The House of Representatives will need to revote on the final version of the Republican tax bill, after it was determined that certain provisions in that bill violate legislative rules.

The Senate Parliamentarian determined that three provisions in the House version of the Republican tax bill violated the Byrd rule, which is part of the regulations governing the legislature.

Among the provisions in violation was a proposal to allow 529 savings accounts to be used for home-schooling expenses.
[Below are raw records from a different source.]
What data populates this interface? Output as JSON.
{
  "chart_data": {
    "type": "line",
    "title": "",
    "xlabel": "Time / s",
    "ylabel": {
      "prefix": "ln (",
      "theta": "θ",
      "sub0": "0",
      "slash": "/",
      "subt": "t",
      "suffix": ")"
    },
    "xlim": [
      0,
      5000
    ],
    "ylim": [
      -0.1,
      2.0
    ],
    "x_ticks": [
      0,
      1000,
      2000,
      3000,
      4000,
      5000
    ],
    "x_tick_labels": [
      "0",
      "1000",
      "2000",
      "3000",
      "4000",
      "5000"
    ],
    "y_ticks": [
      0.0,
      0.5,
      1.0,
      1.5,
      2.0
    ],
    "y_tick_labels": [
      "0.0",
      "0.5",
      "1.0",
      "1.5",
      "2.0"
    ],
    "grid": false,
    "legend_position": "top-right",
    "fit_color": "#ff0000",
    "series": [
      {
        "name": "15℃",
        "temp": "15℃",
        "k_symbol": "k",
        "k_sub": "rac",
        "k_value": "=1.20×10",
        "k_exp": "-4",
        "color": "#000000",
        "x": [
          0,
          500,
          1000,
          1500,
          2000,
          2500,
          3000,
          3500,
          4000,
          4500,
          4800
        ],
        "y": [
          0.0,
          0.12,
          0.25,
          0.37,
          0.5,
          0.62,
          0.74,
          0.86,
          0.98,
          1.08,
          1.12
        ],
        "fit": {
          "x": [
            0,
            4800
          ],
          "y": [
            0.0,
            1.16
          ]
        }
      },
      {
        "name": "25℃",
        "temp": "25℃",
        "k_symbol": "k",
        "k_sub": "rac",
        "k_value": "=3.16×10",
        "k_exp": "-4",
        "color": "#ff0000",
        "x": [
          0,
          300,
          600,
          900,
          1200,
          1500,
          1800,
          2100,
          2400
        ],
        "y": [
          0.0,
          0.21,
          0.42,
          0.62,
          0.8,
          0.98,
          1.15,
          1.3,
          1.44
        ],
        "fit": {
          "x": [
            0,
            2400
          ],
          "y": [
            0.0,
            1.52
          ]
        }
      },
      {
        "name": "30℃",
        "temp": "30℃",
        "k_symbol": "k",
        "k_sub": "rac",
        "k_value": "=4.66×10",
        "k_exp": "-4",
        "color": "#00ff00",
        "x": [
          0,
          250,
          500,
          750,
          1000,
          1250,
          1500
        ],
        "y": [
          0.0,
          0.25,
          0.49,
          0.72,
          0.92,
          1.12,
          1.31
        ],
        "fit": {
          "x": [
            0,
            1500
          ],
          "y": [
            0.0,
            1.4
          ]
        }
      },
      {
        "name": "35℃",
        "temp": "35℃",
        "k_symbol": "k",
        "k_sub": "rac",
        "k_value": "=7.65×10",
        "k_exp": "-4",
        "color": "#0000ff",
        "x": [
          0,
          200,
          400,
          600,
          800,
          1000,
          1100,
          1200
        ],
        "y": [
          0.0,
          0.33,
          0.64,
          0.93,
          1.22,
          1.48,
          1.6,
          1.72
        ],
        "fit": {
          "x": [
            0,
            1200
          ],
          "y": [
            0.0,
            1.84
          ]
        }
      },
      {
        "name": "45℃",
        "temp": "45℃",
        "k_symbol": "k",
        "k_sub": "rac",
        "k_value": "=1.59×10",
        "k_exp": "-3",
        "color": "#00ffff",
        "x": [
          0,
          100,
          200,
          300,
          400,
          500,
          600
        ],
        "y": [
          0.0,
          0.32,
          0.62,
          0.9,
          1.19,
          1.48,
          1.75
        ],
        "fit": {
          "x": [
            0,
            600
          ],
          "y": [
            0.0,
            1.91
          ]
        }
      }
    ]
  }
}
Also under review was part of the criteria used to determine whether endowments of private universities are subject to the bill’s excise tax component.

The provisions found to be in violation of the Byrd Rule can be removed from the conference report absent 60 votes to waive the rules.

House Majority Whip Steve Scalise even anticipated the parliamentarian’s ruling in a memo to GOP lawmakers.

“Members are advised that we expect Senate Democrats to insist on a Byrd Point of Order on the Conference Report to Accompany H.R. 1, which is likely to be sustained,” Scalise’s office said. “As such, Members are further advised that an additional procedural vote on the Motion to Concur is expected tomorrow morning, which will clear the bill for President Trump’s signature.”

In other words, the GOP pushed forward a bill that did not meet the standards of the U.S. government.

Democratic Senators Bernie Sanders — the ranking Democrat on the Budget Committee — and Ron Wyden, who is the ranking member of the Finance Committee, issued a joint statement regarding the Parliamentarian’s decision:

“In the mad dash to provide tax breaks for their billionaire campaign contributors, our Republican colleagues forgot to comply with the rules of the Senate. We applaud the parliamentarian for determining that three provisions in this disastrous bill are in violation of the Byrd rule. It is our intention to raise a point of order to remove these provisions from the conference report and require the House to vote on this bill again. Instead of providing tax breaks to the wealthiest people and most profitable corporations, we need to rebuild the disappearing middle class.”

The House had initially passed their final tax plan earlier on Tuesday, and the Senate was slated to do the same Tuesday night. Now, the final vote is expected to take place on Wednesday.